Hendricks felt her shoulders inch up toward her ears. Her heart beat steadily in her palms. She’d heard that song recently. The radio in the Subaru was still broken, playing old eighties music on a loop.
She walked down the first five steps. Nothing happened. Okay then. She took the last four steps quickly, holding her breath, and then she was in the basement, and the props closet was just around the corner.
She inhaled, deep. The air down here smelled off. It made her nose wrinkle. She found a door and reached inside, her fingers quickly locating another light switch on the wall. This time, when she flicked it on, a dull glow filled the space. Hendricks turned in place.
She was standing in a narrow room filled with floor to ceiling shelving. All around her were vintage hats and bags and shoes, racks of musty clothes, ancient-looking television sets and lamps and record players. There were c
ardboard boxes covered in scrawled handwriting. Ancient Rome—Antigone read one. Another, Mental Hospital—One Flew Over the Cuckoo’s Nest. Hendricks felt a little overwhelmed. She wasn’t sure where to start.
She turned in place, eyes moving over the scattered props, when something leapt out of the darkness above the door, something with thick fur and long, sharp teeth—
Hendricks screamed and slammed into a shelf. Metal jammed into her back, sending pain shooting down her spine.
The lion mask from the school mascot uniform hung above the door. Hendricks shuddered and turned away, but she could feel those empty eye sockets following her as she moved around the room. Watching.
Goose bumps climbed her arms. She didn’t want to spend any more time down here than she had to. She moved quickly around the small room, gathering anything that looked like it might belong on a cruise ship: sailor’s hats; a life raft; an oversize, fake champagne bottle (they served champagne on cruises, right?). And then, satisfied that she’d made enough of an effort, she headed for the stairs.
The song drifting down from the gym started over again.
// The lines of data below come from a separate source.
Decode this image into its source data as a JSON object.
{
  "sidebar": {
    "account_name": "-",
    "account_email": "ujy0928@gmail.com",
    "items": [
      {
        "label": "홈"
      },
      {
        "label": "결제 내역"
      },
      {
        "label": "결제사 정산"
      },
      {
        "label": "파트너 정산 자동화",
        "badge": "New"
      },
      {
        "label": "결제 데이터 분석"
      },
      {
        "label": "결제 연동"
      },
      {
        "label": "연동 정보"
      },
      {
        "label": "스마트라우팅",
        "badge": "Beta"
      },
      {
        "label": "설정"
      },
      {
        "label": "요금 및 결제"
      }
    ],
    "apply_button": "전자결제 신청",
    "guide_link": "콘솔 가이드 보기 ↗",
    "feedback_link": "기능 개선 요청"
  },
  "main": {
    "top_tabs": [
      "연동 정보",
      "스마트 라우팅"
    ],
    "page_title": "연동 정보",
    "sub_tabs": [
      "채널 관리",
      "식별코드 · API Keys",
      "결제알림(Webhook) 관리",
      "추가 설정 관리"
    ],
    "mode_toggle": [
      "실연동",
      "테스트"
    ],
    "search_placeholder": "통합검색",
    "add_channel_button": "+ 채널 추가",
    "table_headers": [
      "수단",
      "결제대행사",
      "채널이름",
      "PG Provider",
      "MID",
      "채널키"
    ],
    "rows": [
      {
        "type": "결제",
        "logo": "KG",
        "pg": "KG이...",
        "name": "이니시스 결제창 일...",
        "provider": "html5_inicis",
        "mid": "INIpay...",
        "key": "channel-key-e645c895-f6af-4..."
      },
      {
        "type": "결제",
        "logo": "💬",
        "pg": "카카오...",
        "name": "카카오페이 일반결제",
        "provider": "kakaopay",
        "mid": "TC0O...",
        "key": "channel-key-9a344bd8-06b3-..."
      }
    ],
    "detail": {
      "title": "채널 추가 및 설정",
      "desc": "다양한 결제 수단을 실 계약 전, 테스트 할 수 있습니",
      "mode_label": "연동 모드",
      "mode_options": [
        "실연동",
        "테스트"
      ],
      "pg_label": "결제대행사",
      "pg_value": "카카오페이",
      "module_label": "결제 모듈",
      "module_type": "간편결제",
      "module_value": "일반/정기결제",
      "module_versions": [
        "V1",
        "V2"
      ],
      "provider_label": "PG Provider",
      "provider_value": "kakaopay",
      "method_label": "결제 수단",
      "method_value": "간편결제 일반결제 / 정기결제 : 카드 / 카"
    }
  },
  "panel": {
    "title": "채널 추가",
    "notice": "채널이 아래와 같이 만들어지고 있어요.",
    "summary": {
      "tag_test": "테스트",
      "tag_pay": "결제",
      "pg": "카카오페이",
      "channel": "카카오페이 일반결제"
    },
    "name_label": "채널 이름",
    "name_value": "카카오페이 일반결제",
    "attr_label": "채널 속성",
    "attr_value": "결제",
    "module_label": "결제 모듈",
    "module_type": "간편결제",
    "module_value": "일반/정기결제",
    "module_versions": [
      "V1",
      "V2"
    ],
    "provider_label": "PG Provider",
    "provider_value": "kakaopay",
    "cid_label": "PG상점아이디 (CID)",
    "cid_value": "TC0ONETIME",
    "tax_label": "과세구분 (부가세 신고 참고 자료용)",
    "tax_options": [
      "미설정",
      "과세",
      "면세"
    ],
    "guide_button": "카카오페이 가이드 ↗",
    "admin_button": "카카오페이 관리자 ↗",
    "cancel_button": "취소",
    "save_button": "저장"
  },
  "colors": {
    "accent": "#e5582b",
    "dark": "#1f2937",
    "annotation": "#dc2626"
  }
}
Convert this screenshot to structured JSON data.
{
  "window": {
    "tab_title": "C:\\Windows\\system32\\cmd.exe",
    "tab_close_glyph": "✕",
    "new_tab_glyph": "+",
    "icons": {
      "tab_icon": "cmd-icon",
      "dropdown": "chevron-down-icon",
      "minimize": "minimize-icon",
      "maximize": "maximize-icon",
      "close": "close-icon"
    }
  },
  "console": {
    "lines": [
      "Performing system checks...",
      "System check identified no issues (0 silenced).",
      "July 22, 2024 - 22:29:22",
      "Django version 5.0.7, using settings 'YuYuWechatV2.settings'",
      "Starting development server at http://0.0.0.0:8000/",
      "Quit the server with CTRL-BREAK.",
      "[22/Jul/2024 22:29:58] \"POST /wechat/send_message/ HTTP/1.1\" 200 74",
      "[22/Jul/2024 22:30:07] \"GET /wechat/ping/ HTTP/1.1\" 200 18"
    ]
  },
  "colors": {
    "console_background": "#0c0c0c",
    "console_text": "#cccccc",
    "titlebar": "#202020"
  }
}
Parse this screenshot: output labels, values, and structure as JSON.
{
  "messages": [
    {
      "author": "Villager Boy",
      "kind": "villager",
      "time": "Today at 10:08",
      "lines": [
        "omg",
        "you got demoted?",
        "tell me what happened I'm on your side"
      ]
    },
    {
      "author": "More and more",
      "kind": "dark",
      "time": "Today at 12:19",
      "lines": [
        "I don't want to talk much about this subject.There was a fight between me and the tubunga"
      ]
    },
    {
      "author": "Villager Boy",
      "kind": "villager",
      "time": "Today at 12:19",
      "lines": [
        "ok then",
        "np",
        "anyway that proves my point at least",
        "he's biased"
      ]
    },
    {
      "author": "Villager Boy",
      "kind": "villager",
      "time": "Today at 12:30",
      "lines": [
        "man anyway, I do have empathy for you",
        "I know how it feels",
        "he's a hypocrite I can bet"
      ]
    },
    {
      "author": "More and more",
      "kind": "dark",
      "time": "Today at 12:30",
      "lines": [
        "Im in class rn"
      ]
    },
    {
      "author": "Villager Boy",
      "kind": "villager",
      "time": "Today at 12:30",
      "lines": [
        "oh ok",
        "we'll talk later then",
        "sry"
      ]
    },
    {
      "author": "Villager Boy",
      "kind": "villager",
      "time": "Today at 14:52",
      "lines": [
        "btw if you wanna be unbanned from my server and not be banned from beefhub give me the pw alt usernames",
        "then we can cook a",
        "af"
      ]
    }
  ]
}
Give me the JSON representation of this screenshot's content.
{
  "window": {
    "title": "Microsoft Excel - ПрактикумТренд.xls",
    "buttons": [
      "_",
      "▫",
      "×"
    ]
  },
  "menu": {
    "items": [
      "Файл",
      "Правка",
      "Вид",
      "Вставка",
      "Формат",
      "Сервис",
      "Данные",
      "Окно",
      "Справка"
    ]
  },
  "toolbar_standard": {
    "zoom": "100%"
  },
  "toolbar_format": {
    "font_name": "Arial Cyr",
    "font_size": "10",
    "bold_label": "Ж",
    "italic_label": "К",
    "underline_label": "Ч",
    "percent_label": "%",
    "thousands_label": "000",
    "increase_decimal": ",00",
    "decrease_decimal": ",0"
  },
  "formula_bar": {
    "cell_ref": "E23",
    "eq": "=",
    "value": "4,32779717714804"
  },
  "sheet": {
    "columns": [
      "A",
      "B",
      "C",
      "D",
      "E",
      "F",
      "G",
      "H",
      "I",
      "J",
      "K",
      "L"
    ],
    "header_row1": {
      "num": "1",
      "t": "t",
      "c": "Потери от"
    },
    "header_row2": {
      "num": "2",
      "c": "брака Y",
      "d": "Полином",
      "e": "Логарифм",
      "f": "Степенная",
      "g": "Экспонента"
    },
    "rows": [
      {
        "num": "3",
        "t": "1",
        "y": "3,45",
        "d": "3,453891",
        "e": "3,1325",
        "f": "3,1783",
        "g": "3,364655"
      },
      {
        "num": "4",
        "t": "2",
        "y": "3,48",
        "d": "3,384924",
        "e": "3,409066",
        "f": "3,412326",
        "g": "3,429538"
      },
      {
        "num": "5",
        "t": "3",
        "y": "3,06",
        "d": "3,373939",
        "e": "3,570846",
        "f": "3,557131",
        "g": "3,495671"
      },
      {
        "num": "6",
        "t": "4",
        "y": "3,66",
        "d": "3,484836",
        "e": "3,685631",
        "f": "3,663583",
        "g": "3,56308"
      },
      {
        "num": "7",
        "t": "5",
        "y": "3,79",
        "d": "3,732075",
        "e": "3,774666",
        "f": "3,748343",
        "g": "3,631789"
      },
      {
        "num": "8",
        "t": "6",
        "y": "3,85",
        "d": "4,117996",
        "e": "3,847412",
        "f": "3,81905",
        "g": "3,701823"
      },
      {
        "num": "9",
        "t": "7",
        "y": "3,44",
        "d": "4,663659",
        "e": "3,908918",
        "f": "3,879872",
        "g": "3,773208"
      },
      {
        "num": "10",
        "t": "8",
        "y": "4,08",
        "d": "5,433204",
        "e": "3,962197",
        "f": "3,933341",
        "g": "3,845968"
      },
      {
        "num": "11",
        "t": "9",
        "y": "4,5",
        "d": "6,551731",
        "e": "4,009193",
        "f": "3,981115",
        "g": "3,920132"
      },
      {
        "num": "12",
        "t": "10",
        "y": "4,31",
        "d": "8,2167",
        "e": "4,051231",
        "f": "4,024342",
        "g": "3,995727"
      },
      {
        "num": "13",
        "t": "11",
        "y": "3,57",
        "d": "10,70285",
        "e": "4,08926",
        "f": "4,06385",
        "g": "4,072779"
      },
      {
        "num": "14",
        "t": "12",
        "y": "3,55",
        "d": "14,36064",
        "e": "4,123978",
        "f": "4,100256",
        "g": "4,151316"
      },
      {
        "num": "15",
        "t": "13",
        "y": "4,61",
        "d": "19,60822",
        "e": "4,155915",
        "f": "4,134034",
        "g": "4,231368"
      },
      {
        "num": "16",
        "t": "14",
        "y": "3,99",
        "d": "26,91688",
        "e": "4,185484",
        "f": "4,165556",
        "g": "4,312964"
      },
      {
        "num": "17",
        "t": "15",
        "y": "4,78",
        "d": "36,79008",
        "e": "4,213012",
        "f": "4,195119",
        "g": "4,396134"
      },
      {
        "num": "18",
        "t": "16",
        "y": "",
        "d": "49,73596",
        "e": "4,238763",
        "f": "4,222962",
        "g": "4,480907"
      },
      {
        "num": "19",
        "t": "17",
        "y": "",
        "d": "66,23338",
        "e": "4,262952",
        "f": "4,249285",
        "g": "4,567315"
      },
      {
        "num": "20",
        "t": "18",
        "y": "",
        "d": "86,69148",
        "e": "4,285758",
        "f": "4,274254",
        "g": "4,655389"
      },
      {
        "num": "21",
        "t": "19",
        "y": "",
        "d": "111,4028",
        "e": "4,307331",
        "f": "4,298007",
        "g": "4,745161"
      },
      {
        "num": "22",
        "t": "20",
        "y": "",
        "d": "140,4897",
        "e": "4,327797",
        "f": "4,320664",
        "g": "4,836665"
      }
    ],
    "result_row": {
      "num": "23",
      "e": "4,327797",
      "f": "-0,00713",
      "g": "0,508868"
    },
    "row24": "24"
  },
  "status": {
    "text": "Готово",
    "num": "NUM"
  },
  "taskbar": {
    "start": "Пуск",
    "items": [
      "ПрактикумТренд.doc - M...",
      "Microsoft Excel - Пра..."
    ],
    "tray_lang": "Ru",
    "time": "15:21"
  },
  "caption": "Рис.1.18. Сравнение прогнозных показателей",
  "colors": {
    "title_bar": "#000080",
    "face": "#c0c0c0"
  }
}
Hendricks’s eyes drifted up, up, toward the ceiling. Why did they have it on repeat?
The prop closet must’ve been directly under the gym because she could hear the prom committee moving overhead. Footsteps thudded, and voices rose and fell above her. It didn’t sound like a half a dozen students quietly discussing prom plans. It sounded like hundreds of students, dancing.
Hendricks’s heart started beating a little bit faster. Something was . . . strange. She inched toward the stairwell, suddenly wanting to be upstairs again, in the sun, where there were other people and . . . and light switches that worked, and no freaking lion masks hanging from the wall above her, staring down with strangely vacant eyes and those long, curved teeth, teeth that seemed really inappropriate for a school mascot now that she actually stopped to think about it. She reached the door, stepped into the hall.
The prop closet lights switched off.